Model for detoxification reactions in plant peroxisomes.

H₂O₂ is a potent ROS generated as a by-product of various metabolic reactions occurring within the peroxisome. It has the potential to inflict severe damage to enzymes and membrane lipids, thus necessitating its rapid detoxification. H₂O₂ is scavenged either by the catalases (CAT1, -2, and -3) in the matrix or through the activity of the ascorbate (ASC)-glutathione (GSH) cycle.

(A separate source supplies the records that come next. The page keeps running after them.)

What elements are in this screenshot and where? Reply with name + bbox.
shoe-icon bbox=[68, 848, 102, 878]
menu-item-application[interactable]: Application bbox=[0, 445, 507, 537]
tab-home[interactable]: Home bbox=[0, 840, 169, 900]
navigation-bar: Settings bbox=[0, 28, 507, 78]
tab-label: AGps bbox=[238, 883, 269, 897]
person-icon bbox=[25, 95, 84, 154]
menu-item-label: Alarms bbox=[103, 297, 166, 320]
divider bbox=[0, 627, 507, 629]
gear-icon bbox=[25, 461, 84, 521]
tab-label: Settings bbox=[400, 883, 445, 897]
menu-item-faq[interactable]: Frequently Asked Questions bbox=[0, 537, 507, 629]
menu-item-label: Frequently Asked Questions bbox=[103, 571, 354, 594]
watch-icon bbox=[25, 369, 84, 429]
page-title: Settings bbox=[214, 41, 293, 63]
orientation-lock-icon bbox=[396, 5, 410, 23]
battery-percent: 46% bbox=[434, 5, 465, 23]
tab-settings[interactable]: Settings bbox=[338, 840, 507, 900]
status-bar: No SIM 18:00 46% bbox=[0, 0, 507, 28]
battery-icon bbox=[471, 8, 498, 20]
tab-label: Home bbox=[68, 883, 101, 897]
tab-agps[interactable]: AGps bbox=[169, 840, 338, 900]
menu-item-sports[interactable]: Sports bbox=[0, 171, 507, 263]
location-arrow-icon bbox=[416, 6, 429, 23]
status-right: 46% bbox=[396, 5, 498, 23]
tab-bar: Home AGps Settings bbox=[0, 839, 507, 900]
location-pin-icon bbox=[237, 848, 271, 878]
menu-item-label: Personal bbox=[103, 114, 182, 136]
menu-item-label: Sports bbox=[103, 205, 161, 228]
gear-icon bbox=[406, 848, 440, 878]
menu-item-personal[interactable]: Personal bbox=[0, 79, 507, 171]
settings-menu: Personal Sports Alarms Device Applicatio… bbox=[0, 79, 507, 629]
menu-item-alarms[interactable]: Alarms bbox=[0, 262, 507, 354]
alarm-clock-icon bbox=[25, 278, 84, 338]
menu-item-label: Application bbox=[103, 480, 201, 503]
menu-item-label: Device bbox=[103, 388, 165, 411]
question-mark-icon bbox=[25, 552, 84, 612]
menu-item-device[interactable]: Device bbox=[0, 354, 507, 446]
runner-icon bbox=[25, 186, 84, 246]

In the latter case, H₂O₂ is reduced to H₂O by ascorbate peroxidase (APX), producing monodehydroascorbate (MDA). MDA can either be reduced to ASC by monodehydroascorbate reductase (MDAR) with the simultaneous oxidation of NADH to NAD⁺ or, alternatively, MDA undergoes disproportionation to yield ASC and dehydroascorbate (DA). MDAR isoforms are associated both with the peroxisomal matrix (MDAR1) and the peroxisome membrane (MDAR4). Dehydroascorbate reductase (DHAR) acts on DA, utilizing reduced glutathione (GSH) to reduce DA to ASC; GSH is oxidized to GSSG in this reaction. Glutathione reductase (GR) regenerates GSH by using the reduced cofactor NADPH. Peroxisomal isocitrate dehydrogenase and 6-phosphogluconate dehydrogenase probably catalyze the reduction of NADP⁺ to NADPH, regenerating the reduced cofactor for the operation of GR (not shown). Three members of the theta family of glutathione S-transferases (GSTT) function mainly as glutathione peroxidases (GP), reducing fatty acid hydroperoxides (R-OOH) and H₂O₂ at the expense of GSH, although they also show limited transferase activity in conjugating GSH to metabolite (R).